Georges Sammut : Une des caractéristiques de ce travail, c’est que tout cela a été fait avec un manque absolu de moyens matériels, techniques. Nous avons soutenu quelque chose de notre désir, avons montré que l’on pouvait malgré tout proposer quelque chose, d’infiniment critiquable peut-être, mais où cela « parle »… Faire quelque chose de ce négatif, une autre forme de récupération. Et que chacun, à son niveau, pouvait le faire. C’est un peu le sens de cela.
France Delville : Sur le mode de l’inconscient, vous faites des associations, laissez les choses s’enchaîner ?
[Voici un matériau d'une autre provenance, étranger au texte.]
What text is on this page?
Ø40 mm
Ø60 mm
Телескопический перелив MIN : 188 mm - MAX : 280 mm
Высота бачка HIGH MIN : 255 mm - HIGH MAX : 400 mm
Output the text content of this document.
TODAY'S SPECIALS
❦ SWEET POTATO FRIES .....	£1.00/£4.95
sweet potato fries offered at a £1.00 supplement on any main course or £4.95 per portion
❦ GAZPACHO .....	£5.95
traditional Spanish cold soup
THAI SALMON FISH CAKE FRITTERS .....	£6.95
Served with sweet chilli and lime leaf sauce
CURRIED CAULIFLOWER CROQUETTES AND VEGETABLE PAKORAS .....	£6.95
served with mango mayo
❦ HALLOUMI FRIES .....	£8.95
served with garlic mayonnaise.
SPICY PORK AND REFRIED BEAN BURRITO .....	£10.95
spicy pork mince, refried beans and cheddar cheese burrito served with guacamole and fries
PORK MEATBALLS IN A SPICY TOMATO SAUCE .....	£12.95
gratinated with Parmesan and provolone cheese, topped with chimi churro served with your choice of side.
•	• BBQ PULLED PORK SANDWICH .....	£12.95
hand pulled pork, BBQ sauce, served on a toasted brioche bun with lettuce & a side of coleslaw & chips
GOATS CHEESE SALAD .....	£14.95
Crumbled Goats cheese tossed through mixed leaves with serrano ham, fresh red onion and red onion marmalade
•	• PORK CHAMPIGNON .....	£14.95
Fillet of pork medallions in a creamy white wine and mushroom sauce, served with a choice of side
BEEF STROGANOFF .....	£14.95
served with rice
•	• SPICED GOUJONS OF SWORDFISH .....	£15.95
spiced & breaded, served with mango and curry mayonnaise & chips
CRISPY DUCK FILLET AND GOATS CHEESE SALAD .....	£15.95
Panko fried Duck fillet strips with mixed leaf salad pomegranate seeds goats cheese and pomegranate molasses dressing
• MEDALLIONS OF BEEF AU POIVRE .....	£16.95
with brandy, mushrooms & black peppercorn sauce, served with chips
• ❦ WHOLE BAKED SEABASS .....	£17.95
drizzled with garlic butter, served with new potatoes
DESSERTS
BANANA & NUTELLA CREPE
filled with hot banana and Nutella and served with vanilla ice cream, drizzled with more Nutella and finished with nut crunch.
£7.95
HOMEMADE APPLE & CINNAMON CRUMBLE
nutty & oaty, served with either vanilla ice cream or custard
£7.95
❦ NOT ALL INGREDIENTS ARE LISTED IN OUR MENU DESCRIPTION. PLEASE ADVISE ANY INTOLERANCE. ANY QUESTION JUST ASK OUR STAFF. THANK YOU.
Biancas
G.S. : A propos de « Traversée de Maldoror », on m’a parlé d’un long fondu enchaîné de signifiants. Ou bien on glisse sur cette chaîne, ou bien on tente de la dénouer, et on débouche alors sur l’art de l’interprétation en analyse.
F.D. : Comment procèdes-tu au montage ?
G.S. : Un peu comme les DJ actuels… une nouvelle composition à partir d’éléments déjà utilisés. Je fouille dans un stock d’images et de sons, je fais de la récupération en tous genres, je combine des sortes de sampling…des emprunts, et mes propres images, j’en fais des collages, je les « déchire » pour les détourner de leur sens premier. Là, pour l’expo, c’est nouveau, ce sont des vidéos expérimentales de cinq à huit minutes. De plus, elles sont déjà mises en scène par leur diffusion même à l’intérieur d’une structure. C’est différent d’une projection normale. Pour ces films, j’ai souvent travaillé sur les 25 frame qui constituent une seconde d’image, fait pas mal de surimpressions, cela ouvre à une narration plus complexe par couches mêlées de signifiés. Mais il y a certainement un fil conducteur, cela ne part pas en tous sens…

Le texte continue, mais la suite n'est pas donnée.